Konsep keadilan yang seringkali kita bayangkan adalah semua orang harus mendapatkan hak maupun tanggung jawab yang sama tanpa terkecuali. Padahal jika demikian yang terjadi, keadilan belum sungguh-sungguh terwujud melainkan baru sekedar “sama rata”. Keadilan itu artinya setiap orang mengerjakan dan mendapatkan sesuai proporsinya berdasarkan kemampuan, situasi yang tengah dihadapi, dan faktor-faktor penentu lainnya.
Saat Allah menyuruh Musa dan Harun untuk mendata angkatan perang bangsa Israel dari setiap suku, sesungguhnya ada satu suku yang dikecualikan disana yakni orang-orang dari suku Lewi. Mereka tidak ditugaskan Allah untuk maju ke medan perang, melainkan mengawasi Kemah Suci, tempat hukum Allah berada. Mereka bertanggung jawab untuk membongkar kemah suci itu saat akan melanjutkan perjalanan, dan memasangnya kembali ketika hendak menetap di suatu tempat. Tugas penjagaan kemah suci ini sesungguhnya suatu tanggung jawab yang besar, karena kemah suci merupakan tanda akan kehadiran Allah di tengah-tengah bangsa tersebut. Mereka memang tidak akan maju ke medan perang, tetapi bukan berarti beban tanggung jawab mereka lebih kecil dari yang maju ke medan perang. Semua berkontribusi sesuai peran serta tanggung jawab masing-masing.

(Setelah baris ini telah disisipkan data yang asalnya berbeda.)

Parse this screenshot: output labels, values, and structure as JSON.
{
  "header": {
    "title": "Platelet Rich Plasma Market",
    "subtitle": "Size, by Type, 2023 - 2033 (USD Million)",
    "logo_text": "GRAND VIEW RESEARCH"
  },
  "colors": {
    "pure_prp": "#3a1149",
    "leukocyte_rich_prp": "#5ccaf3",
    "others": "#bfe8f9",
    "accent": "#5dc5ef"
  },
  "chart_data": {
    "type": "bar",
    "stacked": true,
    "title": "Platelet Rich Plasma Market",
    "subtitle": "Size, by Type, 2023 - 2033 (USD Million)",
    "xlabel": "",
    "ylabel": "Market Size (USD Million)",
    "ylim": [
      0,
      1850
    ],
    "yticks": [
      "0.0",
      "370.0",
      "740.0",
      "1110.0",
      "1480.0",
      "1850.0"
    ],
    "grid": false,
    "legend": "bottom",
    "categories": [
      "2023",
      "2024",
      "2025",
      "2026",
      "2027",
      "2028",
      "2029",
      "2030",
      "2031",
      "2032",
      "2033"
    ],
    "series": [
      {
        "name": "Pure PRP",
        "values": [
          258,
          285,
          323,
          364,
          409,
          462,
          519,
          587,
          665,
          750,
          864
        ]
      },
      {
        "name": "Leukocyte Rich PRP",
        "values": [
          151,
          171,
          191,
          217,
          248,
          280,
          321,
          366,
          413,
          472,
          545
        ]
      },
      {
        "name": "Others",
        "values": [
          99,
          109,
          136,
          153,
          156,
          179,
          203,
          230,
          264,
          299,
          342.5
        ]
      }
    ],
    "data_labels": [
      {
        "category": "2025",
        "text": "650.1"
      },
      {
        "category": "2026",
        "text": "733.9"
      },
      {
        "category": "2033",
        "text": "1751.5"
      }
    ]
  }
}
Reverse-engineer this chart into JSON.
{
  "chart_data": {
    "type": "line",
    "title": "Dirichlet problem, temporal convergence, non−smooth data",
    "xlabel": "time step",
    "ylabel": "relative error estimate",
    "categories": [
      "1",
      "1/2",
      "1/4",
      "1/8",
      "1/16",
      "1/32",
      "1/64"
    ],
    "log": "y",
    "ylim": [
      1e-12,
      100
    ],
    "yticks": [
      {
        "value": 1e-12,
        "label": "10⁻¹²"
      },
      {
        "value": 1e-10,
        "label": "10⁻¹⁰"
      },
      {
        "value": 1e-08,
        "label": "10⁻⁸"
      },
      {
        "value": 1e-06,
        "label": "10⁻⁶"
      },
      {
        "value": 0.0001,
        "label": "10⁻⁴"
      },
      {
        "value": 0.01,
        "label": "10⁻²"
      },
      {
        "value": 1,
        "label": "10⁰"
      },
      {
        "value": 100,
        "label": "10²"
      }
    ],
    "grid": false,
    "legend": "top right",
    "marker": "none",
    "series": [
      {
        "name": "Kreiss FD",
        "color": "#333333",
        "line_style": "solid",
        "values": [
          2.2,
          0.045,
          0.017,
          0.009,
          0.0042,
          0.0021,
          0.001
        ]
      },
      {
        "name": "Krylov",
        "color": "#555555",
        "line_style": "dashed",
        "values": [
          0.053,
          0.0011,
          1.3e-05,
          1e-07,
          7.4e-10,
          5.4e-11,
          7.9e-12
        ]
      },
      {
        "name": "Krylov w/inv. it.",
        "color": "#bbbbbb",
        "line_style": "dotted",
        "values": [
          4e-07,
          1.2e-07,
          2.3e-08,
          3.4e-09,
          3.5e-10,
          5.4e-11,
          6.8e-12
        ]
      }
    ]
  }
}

Itulah keadilan Allah yang terkadang tidak dapat langsung kita pahami sebagai manusia. Bisa saja secara naluriah suku-suku yang lain menaruh rasa iri kepada suku Lewi karena mereka tidak harus mengorbankan nyawa di medan perang. Namun syukurlah hal itu tidak terjadi karena umat pada saat itu menaruh kepercayaan penuh pada ketetapan serta kebijaksanaan Allah. Maka kiranya kita juga dapat menjalani kehidupan dengan prinsip yang serupa. Hendaknya masing-masing orang memikul tanggung jawab dan mendapatkan hak sesuai kapasitas dan proporsinya masing-masing, seturut hikmat dan kebijaksanaan-Nya.